A técnica usada no Parque Palafitas é um dos destaques do projeto: em vez de apoiar as moradias diretamente no solo, as unidades foram construídas sobre plataformas de concreto sustentadas por estacas colocadas a até 35 metros de profundidade. O método é semelhante àquele empregado na construção de terminais portuários .
O projeto vai além de um conjunto habitacional. Junto às 60 casas, os moradores da Vila Gilda contarão com saneamento básico, iluminação pública, espaços de lazer e comércio, além de equipamentos públicos, como parques. Assim, há manutenção de vínculos com a vizinhança e a proximidade ao trabalho e aos serviços públicos.
As unidades habitacionais são resultado de parceria do Governo de São Paulo, que repassou R$ 27,4 milhões via Secretaria de Governo e Relações Institucionais.
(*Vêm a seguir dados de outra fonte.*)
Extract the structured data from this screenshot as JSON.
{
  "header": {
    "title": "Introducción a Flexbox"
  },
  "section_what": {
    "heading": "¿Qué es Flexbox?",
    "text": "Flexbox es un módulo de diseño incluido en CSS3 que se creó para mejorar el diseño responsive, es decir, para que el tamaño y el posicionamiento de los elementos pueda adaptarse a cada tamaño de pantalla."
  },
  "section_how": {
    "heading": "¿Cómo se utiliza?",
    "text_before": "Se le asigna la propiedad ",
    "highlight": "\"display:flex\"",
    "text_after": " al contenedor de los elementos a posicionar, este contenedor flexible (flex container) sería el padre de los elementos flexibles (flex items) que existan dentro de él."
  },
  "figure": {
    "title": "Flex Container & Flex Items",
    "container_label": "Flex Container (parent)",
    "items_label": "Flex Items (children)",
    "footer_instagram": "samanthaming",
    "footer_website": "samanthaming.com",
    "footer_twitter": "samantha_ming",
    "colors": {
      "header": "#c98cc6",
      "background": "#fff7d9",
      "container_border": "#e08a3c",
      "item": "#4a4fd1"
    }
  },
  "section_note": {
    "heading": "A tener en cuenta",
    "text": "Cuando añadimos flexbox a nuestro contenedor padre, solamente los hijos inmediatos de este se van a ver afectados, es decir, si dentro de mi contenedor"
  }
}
A Prefeitura de Santos ficou responsável pelas obras, iniciadas em 2024, e o governo federal cedeu a área. O plano foi elaborado pelo escritório do urbanista e ex-prefeito de Curitiba, Jaime Lerner (1937-2021).

O projeto entregue nesta quinta pelo Governo de São Paulo conta com 60 unidades habitacionais; 16 casas térreas geminadas; 4 edifícios residenciais; 2 blocos comerciais; 1 deck flutuante; 1 imóvel para associação de moradores e uma área técnica para instalações elétricas e hidráulicas.
O Parque Palafitas traz moradia digna a áreas de mangue , caracterizada por solo instável e com lodo. O local encontrava-se vulnerável ao avanço da maré, ao acúmulo de lixo e ao lançamento irregular de esgoto.
A experiência já foi apresentada em Barcelona, na Espanha, em 2024, durante o Smart City Expo World Congress, como um exemplo de solução urbana para territórios de palafitas. Também foi apresentado pela Prefeitura de Santos em 2022, durante a 14ª Conferência Anual da Rede de Cidades Criativas da Unesco, realizada no município da Baixada Santista.
Após o piloto, a ideia é expandir o modelo habitacional e urbanístico para outras regiões, inclusive da própria Baixada Santista. Além das 60 moradias do projeto-piloto, o Governo de São Paulo assinou convênio de R$ 77 milhões com a Prefeitura de Santos e a Cohab de Santos para construir mais 350 unidades habitacionais no Dique da Vila Gilda. A ampliação prevê 176 moradias em uma área e 174 em outra, com prazo de execução de até 24 meses.